Alligator gar have a bad reputation in Texas: scaly, ornery, and ugly, they look like a creature straight from the Cretaceous Period. But one Florida man recently received nine months in prison for pulling four gar from the Trinity River and shipping them to Japan.

Loren Willis, 63, was sentenced to nine months in federal prison for his part in the scheme in a Lufkin courthouse Thursday by U. S. District Judge Ron Clark, according to Jessica Cooley of the Lufkin Daily News. He was prosecuted under the Lacey Act, a statute that makes a federal crime of any illegal import, export, or sale of protected wildlife. According to a criminal complaint filed, he sold the gar, live, to a customer in Tokyo, Japan, where a lucrative market for so-called “monster fish” exists.

Willis was busted as part of a nine month investigation by the Texas Parks and Wildlife Department and the U.S. Fish and WIldlife Service. Willis was ultimately caught when he attempted to buy thousands of baby gar from undercover agents in a sting operations. His two co-defendants pled guilty prior to trial.

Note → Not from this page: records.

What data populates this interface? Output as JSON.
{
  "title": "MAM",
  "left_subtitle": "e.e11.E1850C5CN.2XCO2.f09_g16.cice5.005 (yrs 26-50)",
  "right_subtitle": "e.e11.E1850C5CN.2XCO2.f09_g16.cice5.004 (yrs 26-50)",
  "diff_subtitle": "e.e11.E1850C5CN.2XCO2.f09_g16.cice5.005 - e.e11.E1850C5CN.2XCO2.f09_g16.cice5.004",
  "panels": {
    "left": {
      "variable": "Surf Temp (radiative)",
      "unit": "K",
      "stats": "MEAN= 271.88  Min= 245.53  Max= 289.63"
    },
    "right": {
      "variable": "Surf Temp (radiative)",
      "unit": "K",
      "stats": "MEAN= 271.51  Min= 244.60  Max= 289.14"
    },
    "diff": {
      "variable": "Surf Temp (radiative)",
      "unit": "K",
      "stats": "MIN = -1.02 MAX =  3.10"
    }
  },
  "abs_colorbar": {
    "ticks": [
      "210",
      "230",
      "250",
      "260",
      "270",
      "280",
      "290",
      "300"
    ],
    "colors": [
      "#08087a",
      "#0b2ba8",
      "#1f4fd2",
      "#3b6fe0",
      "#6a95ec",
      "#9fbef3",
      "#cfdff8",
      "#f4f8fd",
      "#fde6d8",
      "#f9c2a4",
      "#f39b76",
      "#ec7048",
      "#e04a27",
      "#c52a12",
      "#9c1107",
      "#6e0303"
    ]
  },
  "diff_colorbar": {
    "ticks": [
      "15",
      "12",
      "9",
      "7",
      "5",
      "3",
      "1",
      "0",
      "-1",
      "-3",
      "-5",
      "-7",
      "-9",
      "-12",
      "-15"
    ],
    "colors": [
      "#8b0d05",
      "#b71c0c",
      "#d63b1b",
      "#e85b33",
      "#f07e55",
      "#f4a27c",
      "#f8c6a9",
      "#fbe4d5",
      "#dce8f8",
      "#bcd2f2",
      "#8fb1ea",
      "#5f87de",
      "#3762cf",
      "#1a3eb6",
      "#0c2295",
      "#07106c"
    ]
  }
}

“One of our highest priorities is to investigate individuals and companies that are involved in the unlawful commercial trafficking and smuggling of our Nation’s fish and wildlife,” Special Agent in Charge Nicholas Chavez told the Lufkin Daily News. “The successful outcome of this investigation is also the result of working jointly with the Texas Parks and Wildlife Department to ensure the protection of a state protected species.”